Algorithmic skeletons are high-level representations for parallel programs that hide the underlying parallelism details from program specification. These skeletons are defined in terms of higher-order functions that can be composed to build larger programs. Many skeleton frameworks support efficient implementations for stand-alone skeletons such as
map, reduce, and zip for both shared-memory systems and small clusters. However, in these frameworks, expressing complex skeletons that are constructed through composition
of fundamental skeletons either requires complete reimplementation or suffers from limited scalability due to required global synchronization. In the stapl Skeleton Framework,
we represent skeletons as parametric data flow graphs and describe composition of skeletons by point-to-point dependencies of their data flow graph representations.
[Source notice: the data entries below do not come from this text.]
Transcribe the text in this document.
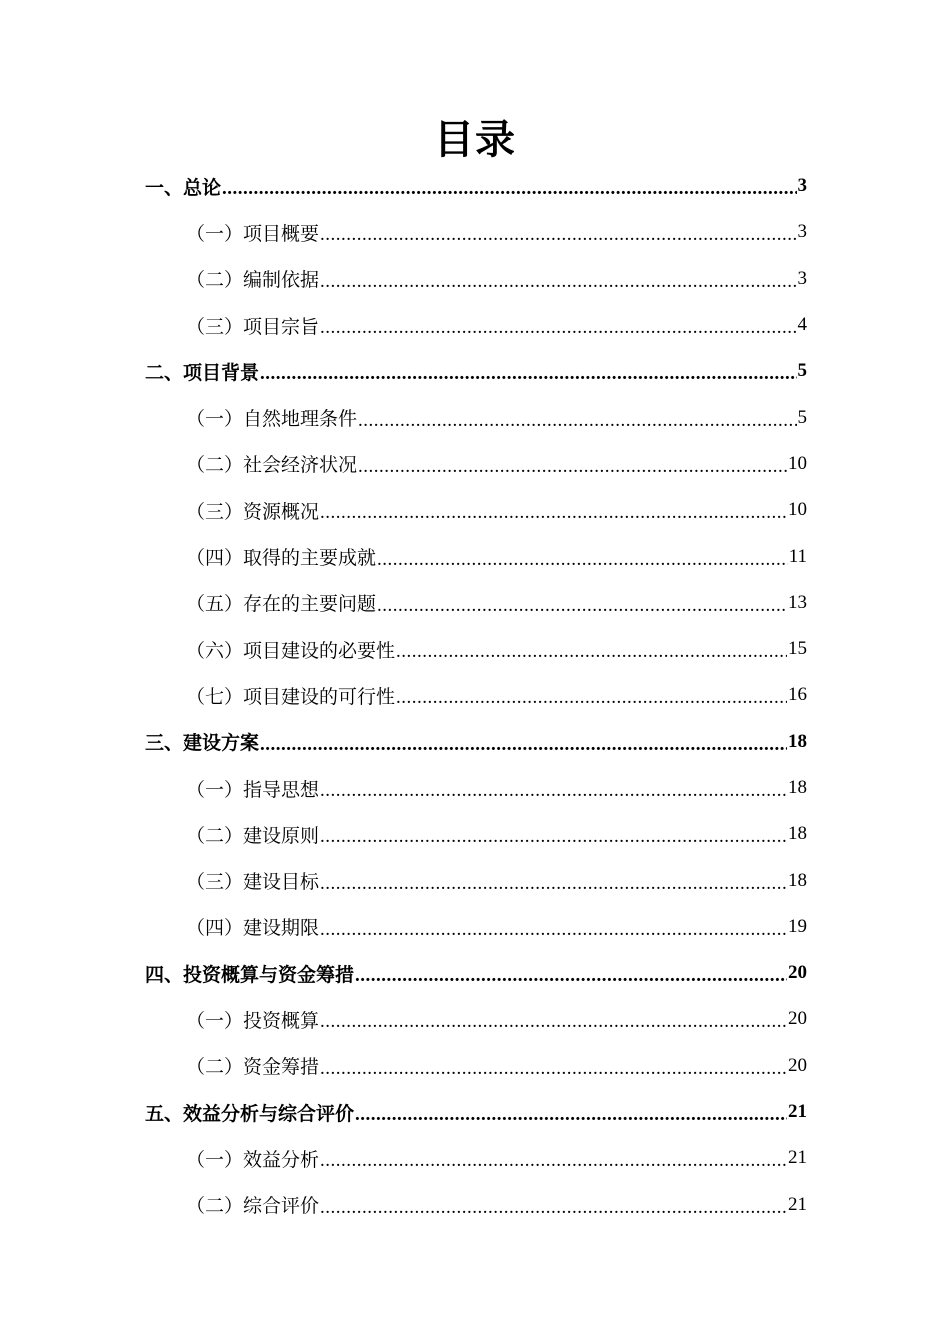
目录
一、总论 .....	3
（一）项目概要 .....	3
（二）编制依据 .....	3
（三）项目宗旨 .....	4
二、项目背景 .....	5
（一）自然地理条件 .....	5
（二）社会经济状况 .....	10
（三）资源概况 .....	10
（四）取得的主要成就 .....	11
（五）存在的主要问题 .....	13
（六）项目建设的必要性 .....	15
（七）项目建设的可行性 .....	16
三、建设方案 .....	18
（一）指导思想 .....	18
（二）建设原则 .....	18
（三）建设目标 .....	18
（四）建设期限 .....	19
四、投资概算与资金筹措 .....	20
（一）投资概算 .....	20
（二）资金筹措 .....	20
五、效益分析与综合评价 .....	21
（一）效益分析 .....	21
（二）综合评价 .....	21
As a result,
we eliminate the need for reimplementation and global synchronizations in composed skeletons. In this work, we describe the process of translating skeleton-based programs to
data flow graphs and define rules for skeleton composition. To show the expressivity and ease of use of our framework, we show skeleton-based representations of the NAS EP, IS,
and FT benchmarks. To show reusability and applicability of our framework on real-world applications we show an NBody application using the FMM (Fast Multipole Method) hierarchical algorithm. Our results show that expressivity can be achieved without loss of performance even in complex real-world applications.